Since Nobody Knows What Corporate Boards of Directors Are For, Maybe We Should Scrap Them

One of the great mysteries of modern capitalism is the corporate board of directors. As Justin Fox and Felix Salmon write, it’s not really clear what they’re supposed to do. The function most commonly posited for them is to protect shareholders’ interests vis-à-vis management, but this isn’t actually their legal function and no board actually seems to do a good job of it. Firms that follow what on paper looks like best practice and don’t pack their boards with insiders don’t do any better than “poorly governed” companies and as Salmon says “Often, good boards are like a good movie soundtrack: if the job is done well, it’s not noticed at all.”

Note that in a German-style codetermination system the board actually has a well-definied function. Half the members are elected by shareholders and half are elected by employees, which makes the board a forum in which the interests of capital and labor can be contested and hopefully reconciled in a way that allows the enterprise to continue functioning.

But in the American system—not so much. I think it’s at least worth considering the idea that companies shouldn’t be required to have boards at all. That’s not to say that companies wouldn’t have boards. It’s just to say that you wouldn’t have to have one. In that case, I’d think if boards emerged they would have a clear function. Maybe you’d find it was impossible to raise capital without creating one, in which case you’d come up with a corporate governance scheme that was adequate to the practical task of raising capital. Or maybe workers would accept lower pay (leading to higher profits) in exchange for shared control of the enterprise, in which case you’d put some worker representatives on the board. Maybe preventing insiders from having seats on the board would make it easier to raise funds and maybe it wouldn’t. Frankly, I have no idea what investors want or think they want from a board. But the standard free market concept that we ought to allow for some variety and then see what flourishes seems to me to have some forece in this regard.

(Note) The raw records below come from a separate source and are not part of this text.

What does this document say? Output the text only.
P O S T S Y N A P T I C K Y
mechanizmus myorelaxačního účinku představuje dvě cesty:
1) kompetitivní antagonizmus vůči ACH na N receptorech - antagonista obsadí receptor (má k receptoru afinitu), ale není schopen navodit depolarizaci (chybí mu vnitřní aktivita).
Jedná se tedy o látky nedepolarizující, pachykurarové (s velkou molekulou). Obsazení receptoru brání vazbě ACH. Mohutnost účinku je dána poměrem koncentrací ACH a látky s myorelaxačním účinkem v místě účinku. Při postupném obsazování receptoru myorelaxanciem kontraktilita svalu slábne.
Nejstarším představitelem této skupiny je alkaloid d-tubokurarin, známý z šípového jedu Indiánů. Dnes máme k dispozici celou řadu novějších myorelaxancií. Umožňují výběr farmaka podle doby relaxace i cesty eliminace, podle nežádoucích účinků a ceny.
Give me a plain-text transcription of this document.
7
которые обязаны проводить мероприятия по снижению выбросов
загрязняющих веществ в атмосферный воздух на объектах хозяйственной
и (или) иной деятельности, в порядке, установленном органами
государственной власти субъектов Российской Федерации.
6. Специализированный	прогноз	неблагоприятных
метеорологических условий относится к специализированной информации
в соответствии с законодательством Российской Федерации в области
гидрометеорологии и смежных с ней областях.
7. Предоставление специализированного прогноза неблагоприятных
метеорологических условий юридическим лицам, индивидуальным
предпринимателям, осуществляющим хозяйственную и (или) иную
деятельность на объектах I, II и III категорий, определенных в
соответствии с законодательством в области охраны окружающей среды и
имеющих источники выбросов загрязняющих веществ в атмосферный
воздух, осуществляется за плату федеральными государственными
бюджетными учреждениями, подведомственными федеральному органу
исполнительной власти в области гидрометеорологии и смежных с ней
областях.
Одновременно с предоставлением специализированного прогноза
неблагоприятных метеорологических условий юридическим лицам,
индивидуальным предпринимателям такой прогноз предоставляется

And yet we conspicuously fail to apply that concept to one of the central institutional props of actually existing capitalism. Forming a board becomes a legal check mark. Since everyone knows you have a board simply because you have to have a board, nobody much cares who you put on the board. So board seats become rotten boroughs handed out to high-status individuals for no particular reason as a kind of bonus payment for having already been successful in life. There’s no real goal in mind, no standard for performance, and no operating theory as to what the directors are supposed to do. It’s exactly what you would expect when you shelter an arbitrarily chosen model of economic organization from any kind of meaningful competition.